Nearly three minutes later, the boy’s eyes opened. Dennel waved her hand in front of his face, but there was little reaction. Only the eyes followed her movement.
“At this time, I achieved sleepwalker state. Note it down along so we can reference past experiments.” She checked his pulse. “No pulse, but definite eye movement.”
“Aright, let’s see the next phase.”
The mistress picked up a scalpel, then she placed it close to his eyeball. The boy did not react, and she smiled at the sight. Then she pushed the scalpel blade into his eyelid and carved a line down his cheek. The boy’s blood slowly oozed out, now giving off a noxious smell. He remained impassive.
“Test number four successful,” Dennel stated. “I see no reaction to pain. Also, no fear of immediate danger. It appears my husband’s work finally came to fruition. I’m sure he’s disappointed in my progression.”
“You’re a much better scientist than he could ever hope to become,” her maid smiled. “As you told him, a mage can’t possibly understand the mindset of scientific discovery.”
“Yes, he was too timid to take the next steps.” The woman agreed as he unhooked the strap holding the boy’s one arm.
She placed the scalpel in the boy’s hand.
“Take this knife and cut into your belly,” she told him.
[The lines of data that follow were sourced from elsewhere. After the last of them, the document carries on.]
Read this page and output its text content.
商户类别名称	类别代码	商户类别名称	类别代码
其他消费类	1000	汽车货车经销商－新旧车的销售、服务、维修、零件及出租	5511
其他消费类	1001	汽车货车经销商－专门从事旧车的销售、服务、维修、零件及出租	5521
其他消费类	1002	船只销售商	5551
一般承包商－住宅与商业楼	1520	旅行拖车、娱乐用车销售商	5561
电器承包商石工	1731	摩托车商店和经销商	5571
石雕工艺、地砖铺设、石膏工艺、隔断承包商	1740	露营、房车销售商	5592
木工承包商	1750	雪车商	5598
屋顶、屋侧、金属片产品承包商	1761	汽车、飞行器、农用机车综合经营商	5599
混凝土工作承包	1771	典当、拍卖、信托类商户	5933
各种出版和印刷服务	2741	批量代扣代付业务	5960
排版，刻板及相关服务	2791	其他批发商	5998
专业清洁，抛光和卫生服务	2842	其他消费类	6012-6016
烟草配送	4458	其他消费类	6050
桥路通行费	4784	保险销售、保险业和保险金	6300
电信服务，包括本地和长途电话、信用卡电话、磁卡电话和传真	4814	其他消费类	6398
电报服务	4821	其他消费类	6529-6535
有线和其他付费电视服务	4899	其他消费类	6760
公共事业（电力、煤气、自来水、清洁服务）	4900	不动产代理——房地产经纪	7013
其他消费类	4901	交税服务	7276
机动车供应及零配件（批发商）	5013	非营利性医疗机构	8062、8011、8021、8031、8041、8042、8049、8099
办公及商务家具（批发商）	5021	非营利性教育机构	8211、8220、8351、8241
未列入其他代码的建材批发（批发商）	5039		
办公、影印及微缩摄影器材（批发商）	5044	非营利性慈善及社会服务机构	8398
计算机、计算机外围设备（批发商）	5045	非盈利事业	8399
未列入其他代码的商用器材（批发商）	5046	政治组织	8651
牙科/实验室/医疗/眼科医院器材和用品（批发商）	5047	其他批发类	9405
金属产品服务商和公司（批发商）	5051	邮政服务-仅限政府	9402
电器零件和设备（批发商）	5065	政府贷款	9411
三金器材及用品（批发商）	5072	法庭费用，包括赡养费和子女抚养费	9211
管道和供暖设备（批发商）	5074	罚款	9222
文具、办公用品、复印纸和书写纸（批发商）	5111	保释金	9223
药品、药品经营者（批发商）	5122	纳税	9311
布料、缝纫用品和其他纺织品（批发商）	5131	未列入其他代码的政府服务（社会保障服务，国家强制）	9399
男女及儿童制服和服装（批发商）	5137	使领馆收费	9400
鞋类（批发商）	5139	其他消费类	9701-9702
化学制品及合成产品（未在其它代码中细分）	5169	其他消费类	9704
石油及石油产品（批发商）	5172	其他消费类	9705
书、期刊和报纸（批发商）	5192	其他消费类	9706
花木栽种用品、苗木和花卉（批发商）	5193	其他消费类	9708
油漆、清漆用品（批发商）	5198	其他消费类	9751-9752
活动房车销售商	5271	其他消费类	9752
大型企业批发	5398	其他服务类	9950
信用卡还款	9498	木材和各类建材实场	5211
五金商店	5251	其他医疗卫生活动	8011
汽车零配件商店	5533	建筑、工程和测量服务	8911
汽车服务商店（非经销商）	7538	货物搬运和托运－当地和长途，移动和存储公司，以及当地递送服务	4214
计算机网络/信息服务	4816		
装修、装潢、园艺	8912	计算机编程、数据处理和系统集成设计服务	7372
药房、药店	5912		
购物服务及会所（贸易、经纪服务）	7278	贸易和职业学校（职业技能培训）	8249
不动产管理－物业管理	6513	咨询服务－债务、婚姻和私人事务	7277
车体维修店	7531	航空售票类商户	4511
A wintry smile filled her face when the boy followed her instructions without hesitation. Blood spilled down the side of his body as she removed the scalpel from his hand. The impassive face of the undead creature she created stared ahead with no sign of a reaction. Death, hate, love, fear, along with so many other emotions no longer matter to the thing lying in front of her.
I wonder what this creature thinks. Does it even know reality?
“I’ve confirmed the final stage of a Sleepwalker. Brain function continues despite apparent death. Now, I’ll dissect this creature and we’ll see how long he survives without his internal organs.”
“My, this will be a long night,” the maid sighed. “I’ll get a bucket.”
Dennel paid no attention as she took the bloody scalpel and quickly cut into the body of the undead boy on the table.